El imitador de Napoleón elevo al rango de problema de Estado una polémica minúscula. Su anatema del burka, al margen de otras consideraciones, situó en el ojo del huracán a las 400 mujeres que Francia tiene censadas como portadoras de esa vestimenta. No parece una situación demasiado extendida, no al menos para convertirla en amenaza mayor para el paisaje republicano. Y que conste que una querría que el burla desapareciera del horizonte afgano, al igual que esos uniformes del Ejercito francés que participan de la ocupación de ese país sin aportar soluciones a la opresión que sufren sus ciudadanas.
Sarkozy arremete en París contra el burka y se corona en tanto que alumno avanzado de la igualdad de la mujer.

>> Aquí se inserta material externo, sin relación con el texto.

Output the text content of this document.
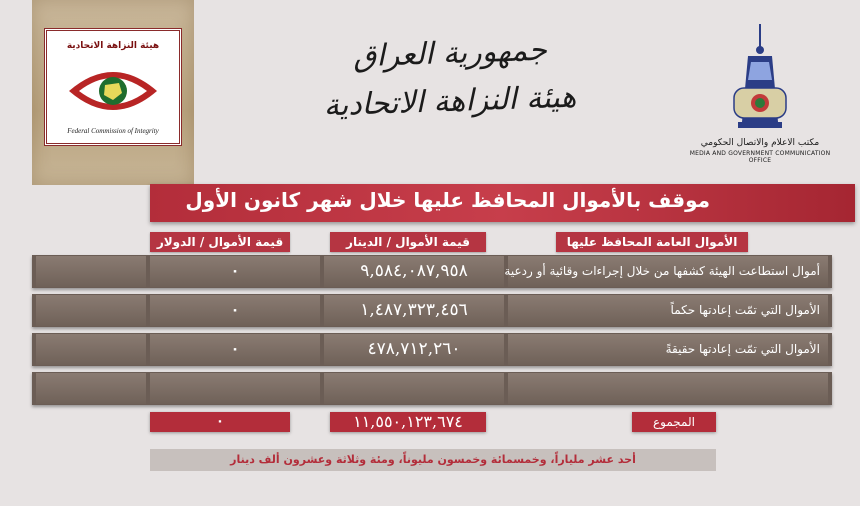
هيئة النزاهة الاتحادية
Federal Commission of Integrity
جمهورية العراق
هيئة النزاهة الاتحادية
مكتب الاعلام والاتصال الحكومي
MEDIA AND GOVERNMENT COMMUNICATION OFFICE
موقف بالأموال المحافظ عليها خلال شهر كانون الأول
الأموال العامة المحافظ عليها
قيمة الأموال / الدينار
قيمة الأموال / الدولار
أموال استطاعت الهيئة كشفها من خلال إجراءات وقائية أو ردعية
٩,٥٨٤,٠٨٧,٩٥٨
٠
الأموال التي تمّت إعادتها حكماً
١,٤٨٧,٣٢٣,٤٥٦
٠
الأموال التي تمّت إعادتها حقيقةً
٤٧٨,٧١٢,٢٦٠
٠
المجموع
١١,٥٥٠,١٢٣,٦٧٤
٠
أحد عشر ملياراً، وخمسمائة وخمسون مليوناً، ومئة وثلاثة وعشرون ألف دينار
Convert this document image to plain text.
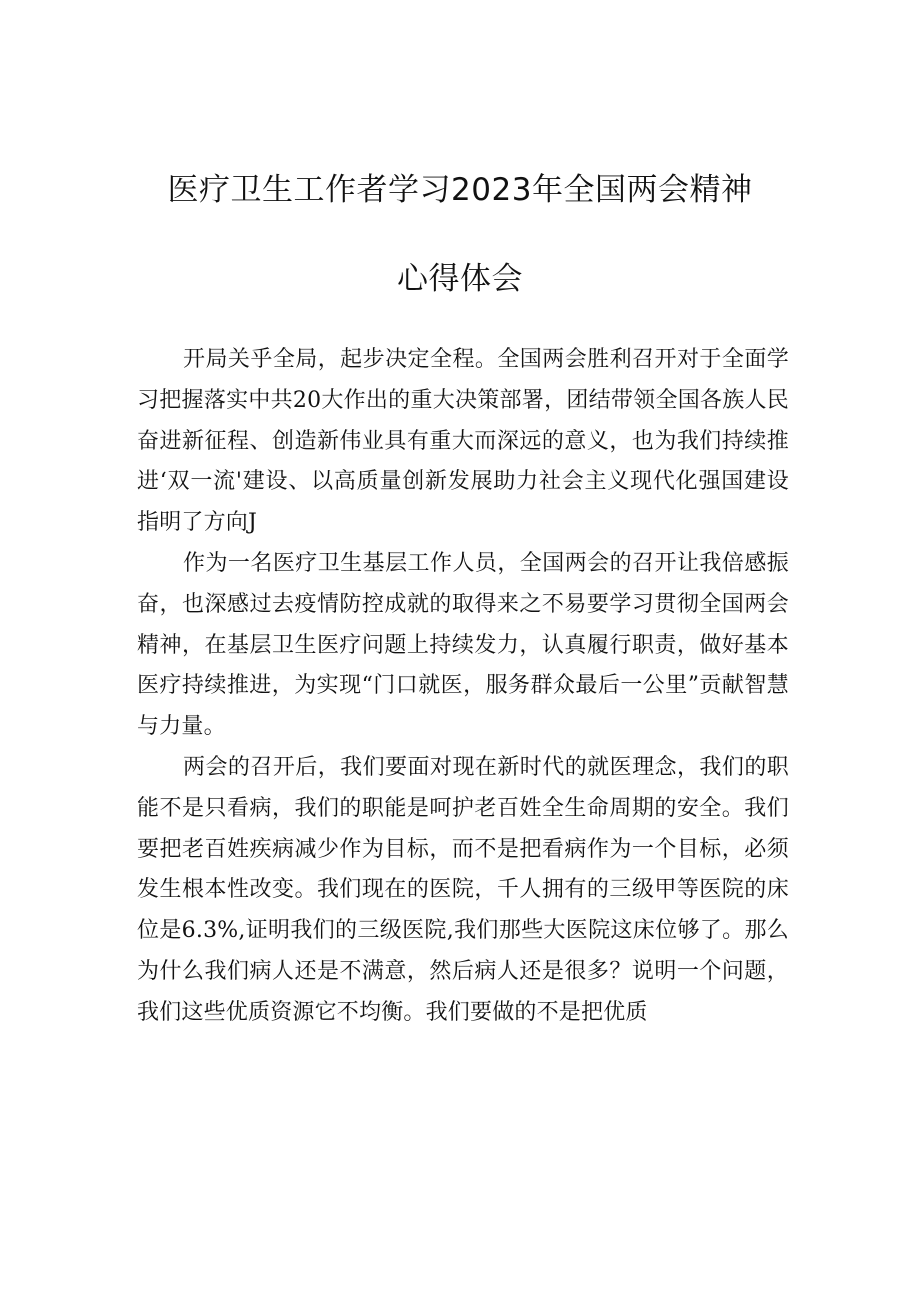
医疗卫生工作者学习2023年全国两会精神
心得体会

开局关乎全局，起步决定全程。全国两会胜利召开对于全面学习把握落实中共20大作出的重大决策部署，团结带领全国各族人民奋进新征程、创造新伟业具有重大而深远的意义，也为我们持续推进‘双一流'建设、以高质量创新发展助力社会主义现代化强国建设指明了方向J

作为一名医疗卫生基层工作人员，全国两会的召开让我倍感振奋，也深感过去疫情防控成就的取得来之不易要学习贯彻全国两会精神，在基层卫生医疗问题上持续发力，认真履行职责，做好基本医疗持续推进，为实现“门口就医，服务群众最后一公里”贡献智慧与力量。

两会的召开后，我们要面对现在新时代的就医理念，我们的职能不是只看病，我们的职能是呵护老百姓全生命周期的安全。我们要把老百姓疾病减少作为目标，而不是把看病作为一个目标，必须发生根本性改变。我们现在的医院，千人拥有的三级甲等医院的床位是6.3%,证明我们的三级医院,我们那些大医院这床位够了。那么为什么我们病人还是不满意，然后病人还是很多？说明一个问题，我们这些优质资源它不均衡。我们要做的不是把优质
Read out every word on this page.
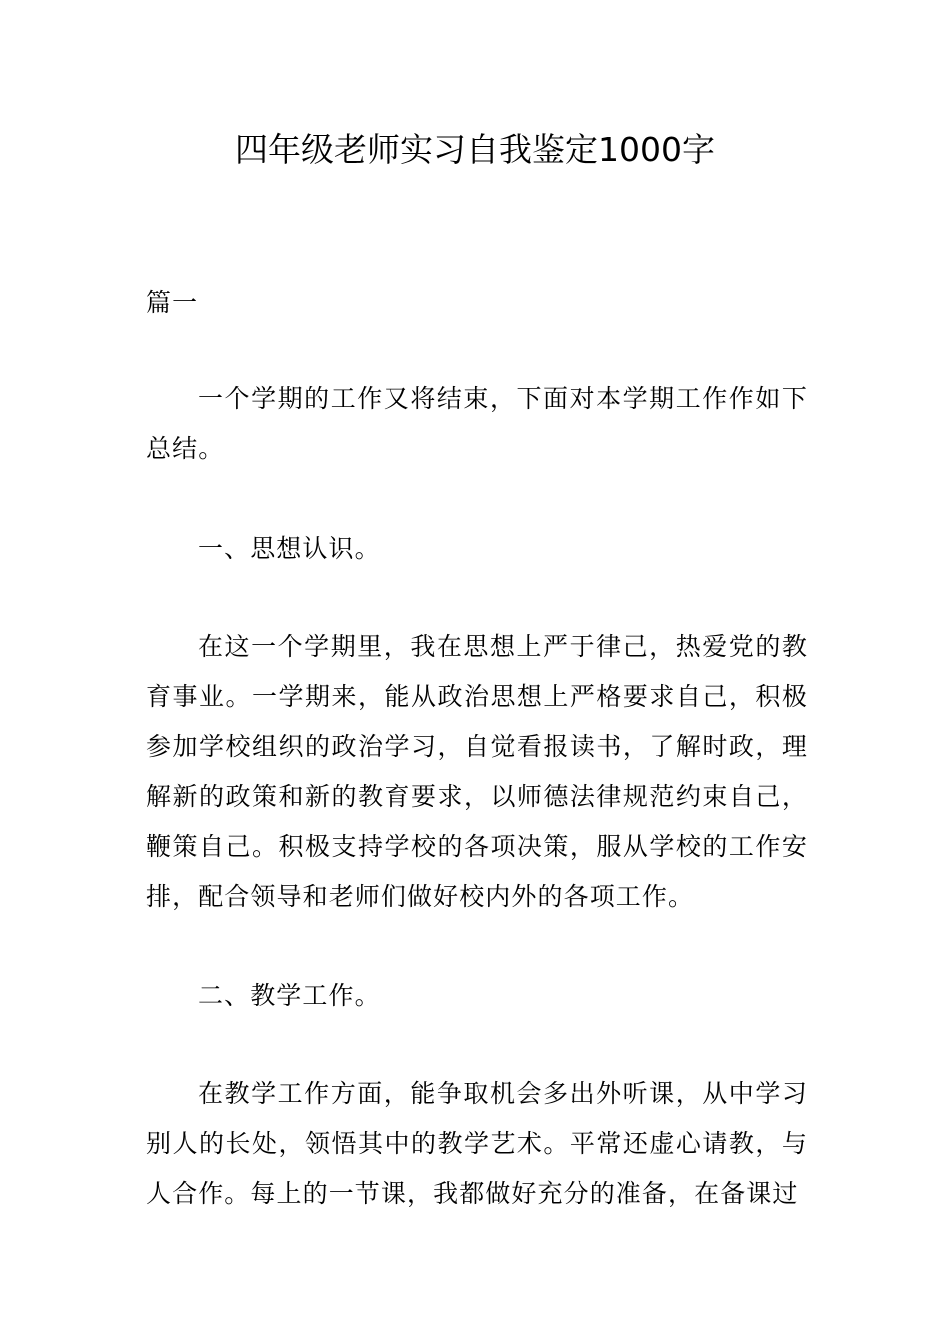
四年级老师实习自我鉴定1000字

篇一

一个学期的工作又将结束，下面对本学期工作作如下总结。

一、思想认识。

在这一个学期里，我在思想上严于律己，热爱党的教育事业。一学期来，能从政治思想上严格要求自己，积极参加学校组织的政治学习，自觉看报读书，了解时政，理解新的政策和新的教育要求，以师德法律规范约束自己，鞭策自己。积极支持学校的各项决策，服从学校的工作安排，配合领导和老师们做好校内外的各项工作。

二、教学工作。

在教学工作方面，能争取机会多出外听课，从中学习别人的长处，领悟其中的教学艺术。平常还虚心请教，与人合作。每上的一节课，我都做好充分的准备，在备课过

Y, entre nosotros, gentes del FN evocan otro valor superior, la laicidad, para torpedear la construcción de una mezquita en Baiona.
Los ultras se amparan de otra causa justa, la que preconiza una gestión del paisaje urbano respetuosa con el interés general, y a la que han prestado su apoyo gentes de tanta solvencia ética e intelectual como el genetista Albert Jacquard, padrino de Lurrama y amigo de Euskal Herriko Laborantxa Ganbara.